Nel maggio del 1960 due agenti del servizio segreto israeliano sequestrarono Adolf Eichmann mentre usciva dal lavoro e lo condussero in Israele dove si svolse il processo che si concluse con la pena capitale. 

Dopo quell'esecuzione, Gunther Anders scrisse la prima lettera al figlio di Eichmann, Klaus, allora ventiquattrenne: 

"L'origine non è una colpa, come non lo è per i sei milioni di ebrei passati sotto la solerte contabilità di morte di suo padre. Nessuno è artefice della propria origine, neppure lei che non solo venne a sapere quello che lui aveva fatto, non solo delle camere a gas e dei sei milioni di morti. Già questo sarebbe stato sufficiente. No. Oltre a ciò lei dovette venire a sapere che il nuovo padre che aveva cancellato la memoria del suo primo padre altro non era che questo stesso primo padre. Insomma che quest'uomo era proprio Adolf Eichmann.

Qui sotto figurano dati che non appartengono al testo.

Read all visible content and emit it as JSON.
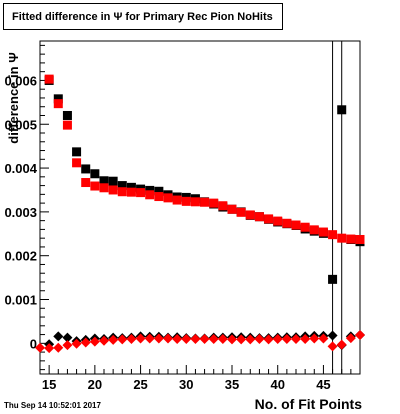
{
  "title": "Fitted difference in  Ψ  for Primary Rec Pion NoHits",
  "timestamp": "Thu Sep 14 10:52:01 2017",
  "chart_data": {
    "type": "scatter",
    "title": "Fitted difference in  Ψ  for Primary Rec Pion NoHits",
    "xlabel": "No. of Fit Points",
    "ylabel": "difference in  Ψ",
    "xlim": [
      14,
      49
    ],
    "ylim": [
      -0.0007,
      0.0069
    ],
    "x_ticks": [
      15,
      20,
      25,
      30,
      35,
      40,
      45
    ],
    "x_tick_labels": [
      "15",
      "20",
      "25",
      "30",
      "35",
      "40",
      "45"
    ],
    "y_ticks": [
      0,
      0.001,
      0.002,
      0.003,
      0.004,
      0.005,
      0.006
    ],
    "y_tick_labels": [
      "0",
      "0.001",
      "0.002",
      "0.003",
      "0.004",
      "0.005",
      "0.006"
    ],
    "grid": false,
    "series": [
      {
        "marker": "square",
        "color": "#000000",
        "x": [
          15,
          16,
          17,
          18,
          19,
          20,
          21,
          22,
          23,
          24,
          25,
          26,
          27,
          28,
          29,
          30,
          31,
          32,
          33,
          34,
          35,
          36,
          37,
          38,
          39,
          40,
          41,
          42,
          43,
          44,
          45,
          46,
          47,
          48,
          49
        ],
        "y": [
          0.006,
          0.00558,
          0.0052,
          0.00437,
          0.00398,
          0.00387,
          0.00371,
          0.0037,
          0.0036,
          0.00356,
          0.00352,
          0.00349,
          0.00347,
          0.00339,
          0.00334,
          0.00333,
          0.0033,
          0.00323,
          0.00318,
          0.00311,
          0.00306,
          0.003,
          0.00292,
          0.00289,
          0.00283,
          0.00277,
          0.00273,
          0.00269,
          0.00261,
          0.00256,
          0.00251,
          0.00146,
          0.00533,
          0.00237,
          0.00232
        ]
      },
      {
        "marker": "square",
        "color": "#ff0000",
        "x": [
          15,
          16,
          17,
          18,
          19,
          20,
          21,
          22,
          23,
          24,
          25,
          26,
          27,
          28,
          29,
          30,
          31,
          32,
          33,
          34,
          35,
          36,
          37,
          38,
          39,
          40,
          41,
          42,
          43,
          44,
          45,
          46,
          47,
          48,
          49
        ],
        "y": [
          0.00603,
          0.00547,
          0.00498,
          0.00412,
          0.00367,
          0.00359,
          0.00355,
          0.0035,
          0.00346,
          0.00345,
          0.00344,
          0.00339,
          0.00335,
          0.00332,
          0.00327,
          0.00324,
          0.00323,
          0.00322,
          0.0032,
          0.00314,
          0.00306,
          0.00299,
          0.00293,
          0.00289,
          0.00284,
          0.00279,
          0.00274,
          0.0027,
          0.00265,
          0.00259,
          0.00254,
          0.00248,
          0.0024,
          0.00238,
          0.00237
        ]
      },
      {
        "marker": "diamond",
        "color": "#000000",
        "x": [
          15,
          16,
          17,
          18,
          19,
          20,
          21,
          22,
          23,
          24,
          25,
          26,
          27,
          28,
          29,
          30,
          31,
          32,
          33,
          34,
          35,
          36,
          37,
          38,
          39,
          40,
          41,
          42,
          43,
          44,
          45,
          46,
          47,
          48,
          49
        ],
        "y": [
          -2e-05,
          0.00016,
          0.00013,
          5e-05,
          8e-05,
          0.00011,
          0.0001,
          0.00013,
          0.00012,
          0.00013,
          0.00016,
          0.00015,
          0.00015,
          0.00013,
          0.00014,
          0.00012,
          0.00011,
          0.00011,
          0.00013,
          0.00013,
          0.00014,
          0.00014,
          0.00013,
          0.00012,
          0.00012,
          0.00013,
          0.00014,
          0.00014,
          0.00016,
          0.00017,
          0.00017,
          0.00018,
          -4e-05,
          0.00016,
          0.00019
        ]
      },
      {
        "marker": "diamond",
        "color": "#ff0000",
        "x": [
          14,
          15,
          16,
          17,
          18,
          19,
          20,
          21,
          22,
          23,
          24,
          25,
          26,
          27,
          28,
          29,
          30,
          31,
          32,
          33,
          34,
          35,
          36,
          37,
          38,
          39,
          40,
          41,
          42,
          43,
          44,
          45,
          46,
          47,
          48,
          49
        ],
        "y": [
          -0.0001,
          -0.00011,
          -0.0001,
          -4e-05,
          -1e-05,
          2e-05,
          4e-05,
          6e-05,
          8e-05,
          9e-05,
          0.0001,
          0.00011,
          0.00011,
          0.00011,
          0.00011,
          0.0001,
          0.0001,
          0.0001,
          0.0001,
          0.0001,
          0.0001,
          9e-05,
          9e-05,
          9e-05,
          0.0001,
          9e-05,
          0.0001,
          0.0001,
          0.0001,
          0.0001,
          0.00011,
          0.00011,
          -7e-05,
          -3e-05,
          0.00012,
          0.00019
        ]
      }
    ],
    "vertical_lines_x": [
      46,
      47
    ]
  }
}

La sua esperienza che a prima vista potrebbe sembrare un'esperienza che ha potuto fare solo lei, è un'esperienza che facciamo o almeno dovremmo fare anche noi. E questa è la ragione per cui lei per noi è un simbolo. Perché anche noi negli ultimi due decenni abbiamo vissuto nella convinzione che il mostruoso mondo di ieri da cui traiamo origine ce l'eravamo lasciato alle spalle e l'avevamo sostituito con un altro. E adesso anche noi dobbiamo prendere atto che eravamo vittime di un'illusione: ciò che per noi ha fatto le veci del padre è identico al padre che aveva dominato due decenni fa. Oppure, espresso altrimenti: il mostruoso non soltanto è stato, ma è stato un'introduzione".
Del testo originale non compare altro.